CP brought this book to my attention after I spent one dinner ranting -- and I don't mean the usual annoyed complaint-airing, I mean truly angry ranting... about a map. There are weeks where I should know better than to follow links, but I was curious, and that right there should've been a sign, but still: a map that assigns movies to states based on "one movie set there that seemed reasonably typical". (h/t: [personal profile] wordweaverlynn)

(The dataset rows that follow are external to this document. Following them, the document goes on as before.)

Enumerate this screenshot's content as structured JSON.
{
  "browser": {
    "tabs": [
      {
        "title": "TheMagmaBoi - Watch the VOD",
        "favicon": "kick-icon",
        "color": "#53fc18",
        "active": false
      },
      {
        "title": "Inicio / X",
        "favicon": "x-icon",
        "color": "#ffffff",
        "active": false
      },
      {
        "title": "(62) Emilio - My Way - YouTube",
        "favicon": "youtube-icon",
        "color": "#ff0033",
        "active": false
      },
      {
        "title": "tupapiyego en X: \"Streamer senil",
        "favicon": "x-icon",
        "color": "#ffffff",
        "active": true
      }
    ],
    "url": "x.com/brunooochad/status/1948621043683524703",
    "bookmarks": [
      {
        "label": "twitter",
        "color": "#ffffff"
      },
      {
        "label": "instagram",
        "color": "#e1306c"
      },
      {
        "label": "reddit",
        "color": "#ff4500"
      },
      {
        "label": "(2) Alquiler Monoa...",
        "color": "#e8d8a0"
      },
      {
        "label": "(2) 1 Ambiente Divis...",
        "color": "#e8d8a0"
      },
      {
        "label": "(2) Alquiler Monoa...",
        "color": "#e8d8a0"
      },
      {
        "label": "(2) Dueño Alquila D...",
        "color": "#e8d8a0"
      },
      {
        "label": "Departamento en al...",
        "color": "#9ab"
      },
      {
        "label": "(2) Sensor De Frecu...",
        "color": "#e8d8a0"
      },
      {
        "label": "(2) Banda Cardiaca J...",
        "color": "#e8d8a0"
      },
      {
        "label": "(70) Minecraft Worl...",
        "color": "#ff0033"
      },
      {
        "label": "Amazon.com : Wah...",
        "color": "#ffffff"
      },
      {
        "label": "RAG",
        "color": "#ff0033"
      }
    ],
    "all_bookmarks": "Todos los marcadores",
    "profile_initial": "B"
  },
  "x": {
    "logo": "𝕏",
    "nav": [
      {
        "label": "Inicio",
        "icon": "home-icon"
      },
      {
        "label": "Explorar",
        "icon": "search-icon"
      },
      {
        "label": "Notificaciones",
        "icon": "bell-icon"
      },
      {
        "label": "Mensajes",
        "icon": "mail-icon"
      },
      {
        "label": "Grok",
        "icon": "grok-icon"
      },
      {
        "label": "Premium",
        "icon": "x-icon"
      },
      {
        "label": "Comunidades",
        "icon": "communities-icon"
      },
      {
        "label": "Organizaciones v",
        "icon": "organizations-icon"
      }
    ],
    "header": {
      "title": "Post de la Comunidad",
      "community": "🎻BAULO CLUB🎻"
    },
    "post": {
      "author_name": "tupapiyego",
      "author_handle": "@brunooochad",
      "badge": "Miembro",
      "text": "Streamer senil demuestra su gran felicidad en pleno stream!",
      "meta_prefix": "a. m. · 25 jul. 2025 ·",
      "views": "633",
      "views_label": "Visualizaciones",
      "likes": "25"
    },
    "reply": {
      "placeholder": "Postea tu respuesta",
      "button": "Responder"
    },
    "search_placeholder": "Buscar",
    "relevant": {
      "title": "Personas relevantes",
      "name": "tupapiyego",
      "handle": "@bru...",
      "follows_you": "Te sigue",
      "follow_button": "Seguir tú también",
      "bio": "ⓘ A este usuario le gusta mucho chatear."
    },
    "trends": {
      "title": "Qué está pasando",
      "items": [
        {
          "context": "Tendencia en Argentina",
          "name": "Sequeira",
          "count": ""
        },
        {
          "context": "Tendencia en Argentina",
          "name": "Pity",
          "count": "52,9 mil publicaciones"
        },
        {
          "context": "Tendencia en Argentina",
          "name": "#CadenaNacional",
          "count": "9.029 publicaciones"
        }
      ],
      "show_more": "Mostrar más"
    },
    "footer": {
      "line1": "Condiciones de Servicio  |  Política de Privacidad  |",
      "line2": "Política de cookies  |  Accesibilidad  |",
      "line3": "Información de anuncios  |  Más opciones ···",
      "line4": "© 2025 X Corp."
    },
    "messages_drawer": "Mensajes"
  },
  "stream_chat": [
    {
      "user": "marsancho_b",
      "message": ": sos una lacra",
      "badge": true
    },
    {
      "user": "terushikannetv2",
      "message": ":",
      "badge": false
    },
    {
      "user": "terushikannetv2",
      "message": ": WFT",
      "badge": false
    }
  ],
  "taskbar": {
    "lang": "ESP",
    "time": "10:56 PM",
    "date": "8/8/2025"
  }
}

Some of them are relatively obvious: Fear and Loathing in Las Vegas, Raising Arizona. Some of them require you be aware the filmmakers would be State Cultural Treasures (if there were such a thing): Maryland has Jon Waters (Pink Flamingos), Rhode Island has the Farrelly Brothers (There's Something About Mary), New Jersey has Kevin Smith (Clerks). Others have region as distinctive aspects of the film, like The Wizard of Oz for Kansas, Dances with Wolves for South Dakota, and A River Runs Through It (in which Montana should've gotten top billing, if you ask me, for providing such backdrops). A few make no sense to me at all, like Glory for South Carolina, a film that's about the 54th Massachusetts Volunteer Infantry. So a big battle takes place outside Charleston... it strikes me as odd that a film "reasonably typical" about South Carolina would star, well, yankees. But anyway.

I didn't expect that many surprises, and you probably won't see too many yourself, if you go look at the map. While you're there, take a look at the state that's down near the bottom-right, in orange. Go ahead, I'll wait, just making conversation over here while you go see. )

NOTE: if you are considering a comment in which: you say that you, personally, have Southern friends and they make jokes like this all the time, I won't reply because (a) this post is NOT ABOUT YOU and (b) you're blurring ingroup/outgroup humor and maybe you need to think about that more. If you raise a defense via attacking on the topics of slavery, slave-ownership, redneck-analogies, or how Others have it worse, I will DELETE your comment as oppression olympics and/or derailing.